When you get into a car accident, you are subject to an increase in your base car insurance. You may find that your rates rise even though you didn’t’ cause the accident.
According to the DMV, they buy car insurance in order to protect themselves from the financial risk of suffering an injury or fatality. Ultimately insurance companies are risk-averse. When a driver gets into an accident, regardless of fault, they are automatically viewed as a risk factor. In order to offset this, the insurance company might impose surcharge which will typically be an incentive to be a more careful driver. Furthermore, incurring a rate increase because of an accident and the amount increased will vary from company to company. However, according to the DMV, many states have insurance regulations that prohibit an insurance company from raising driver’s base premium if the driver is not at fault, or if the driver files a claim under comprehensive coverage.
Furthermore, claims filed under your uninsured or underinsured motorist coverage results in surcharges that apply to your premium, even though you didn’t cause the accident. When your insurance company has to pay you, it is likely that they’ll pass some costs down to you by imposing a surcharge. It is important for you to know details about their car insurance policy. When you apply for car insurance, ask which situation will lead to increased rates.
“If the accident is not your fault, it’s the first in which you’ve been involved, and your driving history is free of moving violation and/or insurance claims, you may have no premium increase at all,” said Loretta Worters, Vice President of the Insurance Information Institute.
However, if you’re to blame, or your insurance company feels that you’re a liability even though the multiple car accidents you’ve been in is not your fault, your premium will increase. Don’t panic just yet because there are ways in which you can stop the insurance company from increasing your premium. First and foremost, tell your insurer about the accident, no matter how small it was. Failure to report a minor accident will cause your premium to rise if the other driver sues you. Furthermore, ask the insurance company if your policy includes an accident forgiveness clause.

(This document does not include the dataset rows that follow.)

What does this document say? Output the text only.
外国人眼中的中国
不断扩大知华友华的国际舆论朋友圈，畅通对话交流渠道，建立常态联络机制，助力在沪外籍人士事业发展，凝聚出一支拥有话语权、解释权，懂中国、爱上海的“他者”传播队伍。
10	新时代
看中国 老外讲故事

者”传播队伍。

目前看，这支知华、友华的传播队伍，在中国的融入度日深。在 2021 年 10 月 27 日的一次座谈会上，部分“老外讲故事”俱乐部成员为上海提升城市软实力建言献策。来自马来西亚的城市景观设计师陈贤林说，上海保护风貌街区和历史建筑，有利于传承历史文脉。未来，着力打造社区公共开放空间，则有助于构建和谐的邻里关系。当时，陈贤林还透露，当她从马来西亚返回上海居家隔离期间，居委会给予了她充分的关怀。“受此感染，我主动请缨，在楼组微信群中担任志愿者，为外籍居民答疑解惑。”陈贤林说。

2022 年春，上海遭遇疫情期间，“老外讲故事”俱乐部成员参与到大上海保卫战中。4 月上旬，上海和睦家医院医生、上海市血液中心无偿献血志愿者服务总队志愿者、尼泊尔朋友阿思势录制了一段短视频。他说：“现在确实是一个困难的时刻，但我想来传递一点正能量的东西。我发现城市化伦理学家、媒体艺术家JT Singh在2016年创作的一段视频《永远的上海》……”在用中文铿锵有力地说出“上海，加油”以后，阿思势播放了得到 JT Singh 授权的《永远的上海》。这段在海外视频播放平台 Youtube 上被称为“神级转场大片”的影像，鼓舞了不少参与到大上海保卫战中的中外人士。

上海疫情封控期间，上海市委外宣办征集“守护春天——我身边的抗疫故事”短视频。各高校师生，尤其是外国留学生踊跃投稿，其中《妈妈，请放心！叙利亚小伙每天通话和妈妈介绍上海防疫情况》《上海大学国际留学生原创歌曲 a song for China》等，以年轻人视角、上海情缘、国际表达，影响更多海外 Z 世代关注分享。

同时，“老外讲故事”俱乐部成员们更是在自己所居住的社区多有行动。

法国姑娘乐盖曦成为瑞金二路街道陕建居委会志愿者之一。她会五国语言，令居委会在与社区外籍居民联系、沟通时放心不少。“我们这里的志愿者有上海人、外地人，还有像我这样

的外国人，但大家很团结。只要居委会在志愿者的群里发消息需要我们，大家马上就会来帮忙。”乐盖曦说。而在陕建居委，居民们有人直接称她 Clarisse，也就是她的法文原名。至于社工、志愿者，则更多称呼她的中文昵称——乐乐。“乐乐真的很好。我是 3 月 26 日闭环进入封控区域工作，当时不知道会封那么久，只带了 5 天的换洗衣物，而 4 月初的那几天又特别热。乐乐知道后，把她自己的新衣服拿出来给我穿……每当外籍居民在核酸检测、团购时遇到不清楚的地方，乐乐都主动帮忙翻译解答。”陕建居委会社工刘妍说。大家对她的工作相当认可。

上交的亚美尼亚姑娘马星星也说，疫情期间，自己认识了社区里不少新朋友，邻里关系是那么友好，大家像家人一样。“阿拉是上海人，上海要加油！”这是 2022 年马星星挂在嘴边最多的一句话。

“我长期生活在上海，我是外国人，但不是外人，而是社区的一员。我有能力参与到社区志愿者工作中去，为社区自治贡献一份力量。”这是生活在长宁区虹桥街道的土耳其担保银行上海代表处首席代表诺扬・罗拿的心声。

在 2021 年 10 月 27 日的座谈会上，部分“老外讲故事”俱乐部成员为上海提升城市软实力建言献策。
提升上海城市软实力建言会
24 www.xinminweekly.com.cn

Some insurers believe that accidents are simply a part of life and they’re willing to forgive you and not raise your premium.
“The details vary by company,” says Worters. “Some may give you accident forgiveness immediately, while others will only do so after you’ve been an accident-free policyholder for as many as three to five years.”
Lastly, If there’s nothing you can do about a rising premium, simply increase your deductible in order to lower the amount of your premium. Increasing your deductible could reduce your car insurance coverage cost by at most 40 percent. However, before you do this, ask yourself if you’ll have $1,000 to spend if you get into another car accident.